Strings and NULL

Generally NULL which is integer 0 is used in many places to denote the lack of anything. Pointers when not valid or not yet assigned are also set to NULL to indicate this.

Within strings NULL is used as you have seen to denote the end of string and is usually the check used in a loop to do something with a "string" of characters such as.

char myStr[] = "SomeStr"; //dont take this as what it does but im saying i have an array with the value "SomeStr"

while(putchar(*myStr++));
//prints each character of my string untill NULL

//easier to see example doing the same thing
for( size_t n = 0; myStr[n]!=NULL; n++)
{
   putchar(myStr[n]);
}

edit: As to the string "", it will be 1 byte long as a null terminated character array is numChars+1 for the null character.

Hope that gives you the kind of insight you were looking for, if not i pass you over to the "big guns" who will surely know somewhat more than i do.

I believe your above comparison

#
for( size_t n = 0; myStr[n]!=NULL; n++)
#
(

would return an error code (as it is doing with me).
Check it at codepad This is what I was trying to point, the NULL character ('\0') and NULL are different (maybe!!)

NULL is traditionally meant to only be used with pointers, never integers or characters because originally NULL was defined as #define NULL (char *)0 So to check for the string's terminating character it would be for(size_t n = 0; myStr[n] != 0; n++) C++ now normally defines NULL as 0, so the compilers that define it that way will not have a problem with using NULL instead of 0. However, just be aware that such a program may not compile with all compilers.

First this code will show you what type null is :

cout << "NULL type is " << typeid(NULL).name() << endl;
cout << "NULL value is " << NULL << endl;

This is the output you will probably get :

NULL type is int
NULL value is 0

Second this code :

if(strlen(str)==0)

checks if the length of the string str is 0. The function strlen returns the
length of the null terminated string passed to it.

And in code str[]="". The length of str is 0. It contains only the null-terminated character, which does not count of the actual length of str.

And last of all, avoid all of these complication by using std::string. Unless you
are doing this as practice or something.

Here is how NULL is defined by vc++ 2010 express in stdio.h Note that it's defined differently for c++ than it is for C.

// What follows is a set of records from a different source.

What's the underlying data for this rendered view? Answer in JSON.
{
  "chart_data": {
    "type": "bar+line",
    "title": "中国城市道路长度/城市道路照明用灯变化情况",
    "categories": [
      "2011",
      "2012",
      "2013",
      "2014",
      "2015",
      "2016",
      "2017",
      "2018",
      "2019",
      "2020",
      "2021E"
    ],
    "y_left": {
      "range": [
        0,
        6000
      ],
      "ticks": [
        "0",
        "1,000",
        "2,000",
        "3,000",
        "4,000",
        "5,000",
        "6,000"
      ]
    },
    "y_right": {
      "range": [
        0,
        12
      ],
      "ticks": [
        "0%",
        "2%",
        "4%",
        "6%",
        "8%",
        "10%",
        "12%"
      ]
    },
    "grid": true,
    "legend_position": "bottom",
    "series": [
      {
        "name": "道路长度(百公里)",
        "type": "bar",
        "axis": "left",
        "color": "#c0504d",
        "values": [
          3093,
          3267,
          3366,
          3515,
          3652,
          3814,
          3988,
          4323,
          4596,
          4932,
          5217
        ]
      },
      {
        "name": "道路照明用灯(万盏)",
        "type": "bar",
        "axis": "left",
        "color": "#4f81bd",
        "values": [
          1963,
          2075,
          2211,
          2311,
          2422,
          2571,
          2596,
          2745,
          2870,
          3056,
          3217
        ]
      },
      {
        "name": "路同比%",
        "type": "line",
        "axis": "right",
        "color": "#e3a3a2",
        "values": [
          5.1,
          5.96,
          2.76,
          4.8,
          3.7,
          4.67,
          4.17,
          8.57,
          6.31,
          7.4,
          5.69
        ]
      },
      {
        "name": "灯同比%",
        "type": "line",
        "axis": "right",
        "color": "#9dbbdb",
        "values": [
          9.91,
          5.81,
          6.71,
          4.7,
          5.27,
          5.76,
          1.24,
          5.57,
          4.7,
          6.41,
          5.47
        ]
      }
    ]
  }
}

/* Define NULL pointer value */
#ifndef NULL
#ifdef __cplusplus
#define NULL    0
#else
#define NULL    ((void *)0)
#endif
#endif

NULL is generally used for pointers, and means that the memory being referred to should be at memory address 0, which is generally inaccessible, whereas the null terminator at the end of strings is one character's (a byte's) worth of zeros that isn't used for an actual character. So the following two lines are very different:

char str1[] = "";
char* str2 = NULL;

Here str1 is an actual array of characters, but the only character is the null terminator. str2 is a pointer to a character or array of characters, but it doesn't point to anything yet. If you tried to print str1, it'd print "", whereas if you tried to print str2, it'd probably give an error because it's trying to access the character array at memory address 0, which would likely return an exception, because you're not supposed to do that.

I hope that helped.

Thank you all, most of my questions have been sought by your answers... Now, the only thing left in doubt is the data space acquired..

char str1="";
char* str2=NULL;

see the link below:
codepad
Hope I am able to explain my problem..

>>char str1="";

That's wrong, most likely just a typo and is correct in the link you posted.

>>Hope I am able to explain my problem..
What problem? I though you said your questions were answered.

OK, sorry, now I understood, actually I was asking that why was the char pointer acquiring 4 bytes even when it was not pointing to anything.. but now I understood the pointer is storing the address which requires those 4 bytes.. Hope I am correct..!!

Yup, that's right. Pointers occupy memory too.